On the morning of April 19, accompanied by Iranian Deputy Foreign Minister Mohsen Aminzadeh, President Jiang visited the tomb of the Iranian poet Hafez. At noon, he met with Ansar Lari, the Governor of Fars Province of Iran.

On the morning of April 20, President Jiang attends a welcoming ceremony held by President of Iran Mohammad Khatami in Tehran before talks. They attended the signing ceremony of six cooperation documents after the talks. These include: China-Iran Double Taxation Avoidance Agreement; China-Iran Maritime Transportation Agreement; China-Iran Memorandum of Understanding on Cooperation in Postal, Communications and Information Technology; China-Iran Framework Agreement on Cooperation in Oil and Gas Sectors; Cooperative Agreement on Establishment of China-Iran Bilateral Business Council; and China-Iran Implementation Plan for Cultural Exchanges for the Years 2003-2005. On the afternoon, President Jiang met separately with Rafsanjani, Chairman of the Iranian Committee for Determining National Interests, and Speaker Karroubi. On the morning of April 21, President Jiang met with Iranian religious leader Ali Khamenei and the two sides had a friendly conversation.
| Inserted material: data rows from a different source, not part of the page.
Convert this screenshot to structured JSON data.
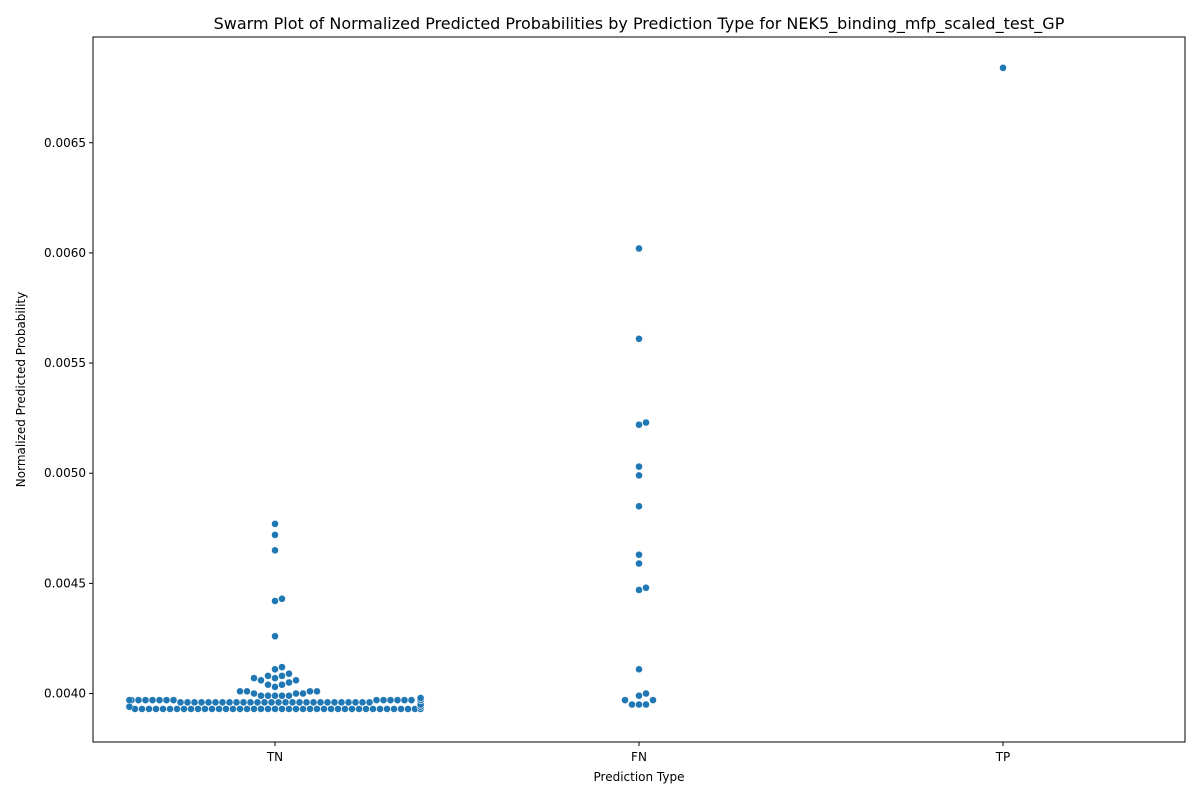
{
  "chart_data": {
    "type": "scatter",
    "subtype": "swarm",
    "title": "Swarm Plot of Normalized Predicted Probabilities by Prediction Type for NEK5_binding_mfp_scaled_test_GP",
    "xlabel": "Prediction Type",
    "ylabel": "Normalized Predicted Probability",
    "categories": [
      "TN",
      "FN",
      "TP"
    ],
    "ylim": [
      0.00378,
      0.00698
    ],
    "yticks": [
      0.004,
      0.0045,
      0.005,
      0.0055,
      0.006,
      0.0065
    ],
    "ytick_labels": [
      "0.0040",
      "0.0045",
      "0.0050",
      "0.0055",
      "0.0060",
      "0.0065"
    ],
    "grid": false,
    "legend": "none",
    "point_color": "#1f77b4",
    "series": [
      {
        "category": "TN",
        "values": [
          0.00477,
          0.00472,
          0.00465,
          0.00443,
          0.00442,
          0.00426,
          0.00412,
          0.00411,
          0.00409,
          0.00408,
          0.00408,
          0.00407,
          0.00407,
          0.00406,
          0.00406,
          0.00405,
          0.00404,
          0.00404,
          0.00403,
          0.00401,
          0.00401,
          0.00401,
          0.00401,
          0.004,
          0.004,
          0.004,
          0.00399,
          0.00399,
          0.00399,
          0.00399,
          0.00399,
          0.00398,
          0.00398,
          0.00398,
          0.00398,
          0.00398,
          0.00398,
          0.00398,
          0.00398,
          0.00398,
          0.00398,
          0.00398,
          0.00398,
          0.00398,
          0.00398,
          0.00398,
          0.00398,
          0.00397,
          0.00397,
          0.00397,
          0.00397,
          0.00397,
          0.00397,
          0.00397,
          0.00397,
          0.00397,
          0.00397,
          0.00397,
          0.00397,
          0.00397,
          0.00397,
          0.00397,
          0.00397,
          0.00397,
          0.00397,
          0.00397,
          0.00397,
          0.00397,
          0.00396,
          0.00396,
          0.00396,
          0.00396,
          0.00396,
          0.00396,
          0.00396,
          0.00396,
          0.00396,
          0.00396,
          0.00396,
          0.00396,
          0.00396,
          0.00396,
          0.00396,
          0.00396,
          0.00396,
          0.00396,
          0.00396,
          0.00396,
          0.00396,
          0.00396,
          0.00396,
          0.00396,
          0.00396,
          0.00396,
          0.00396,
          0.00396,
          0.00395,
          0.00395,
          0.00395,
          0.00395,
          0.00395,
          0.00395,
          0.00395,
          0.00395,
          0.00395,
          0.00395,
          0.00395,
          0.00395,
          0.00395,
          0.00395,
          0.00395,
          0.00395,
          0.00395,
          0.00395,
          0.00395,
          0.00395,
          0.00395,
          0.00395,
          0.00395,
          0.00395,
          0.00395,
          0.00395,
          0.00395,
          0.00395,
          0.00394,
          0.00394,
          0.00394,
          0.00394,
          0.00394,
          0.00394,
          0.00394,
          0.00394,
          0.00394,
          0.00394,
          0.00394,
          0.00394,
          0.00394,
          0.00394,
          0.00394,
          0.00394,
          0.00394,
          0.00394,
          0.00394,
          0.00394,
          0.00394,
          0.00394,
          0.00394,
          0.00394,
          0.00394,
          0.00394,
          0.00394,
          0.00394,
          0.00394,
          0.00394,
          0.00394,
          0.00394,
          0.00394,
          0.00394,
          0.00394,
          0.00393,
          0.00393,
          0.00393,
          0.00393,
          0.00393,
          0.00393,
          0.00393,
          0.00393,
          0.00393,
          0.00393,
          0.00393,
          0.00393,
          0.00393,
          0.00393,
          0.00393,
          0.00393,
          0.00393,
          0.00393,
          0.00393,
          0.00393,
          0.00393,
          0.00393,
          0.00393,
          0.00393,
          0.00393,
          0.00393,
          0.00393,
          0.00393,
          0.00393,
          0.00393,
          0.00393,
          0.00393,
          0.00393,
          0.00393,
          0.00393,
          0.00393,
          0.00393,
          0.00393,
          0.00393,
          0.00393,
          0.00393,
          0.00393
        ]
      },
      {
        "category": "FN",
        "values": [
          0.00602,
          0.00561,
          0.00523,
          0.00522,
          0.00503,
          0.00499,
          0.00485,
          0.00463,
          0.00459,
          0.00448,
          0.00447,
          0.00411,
          0.004,
          0.00399,
          0.00397,
          0.00397,
          0.00395,
          0.00395,
          0.00395
        ]
      },
      {
        "category": "TP",
        "values": [
          0.00684
        ]
      }
    ]
  }
}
On the evening of April 22, Jiang Zemin returned to Beijing after concluding his state visit to five countries in Europe, Asia and Africa. Vice President Hu Jintao, Vice Premier Li Lanqing, Vice Chairman of the Standing Committee of the National People's Congress (NPC) Jiang Chunyun, and Vice Chairman of the Central Military Commission (CMC) Zhang Wannian greeted President Jiang and his delegation at the Great Hall of the People.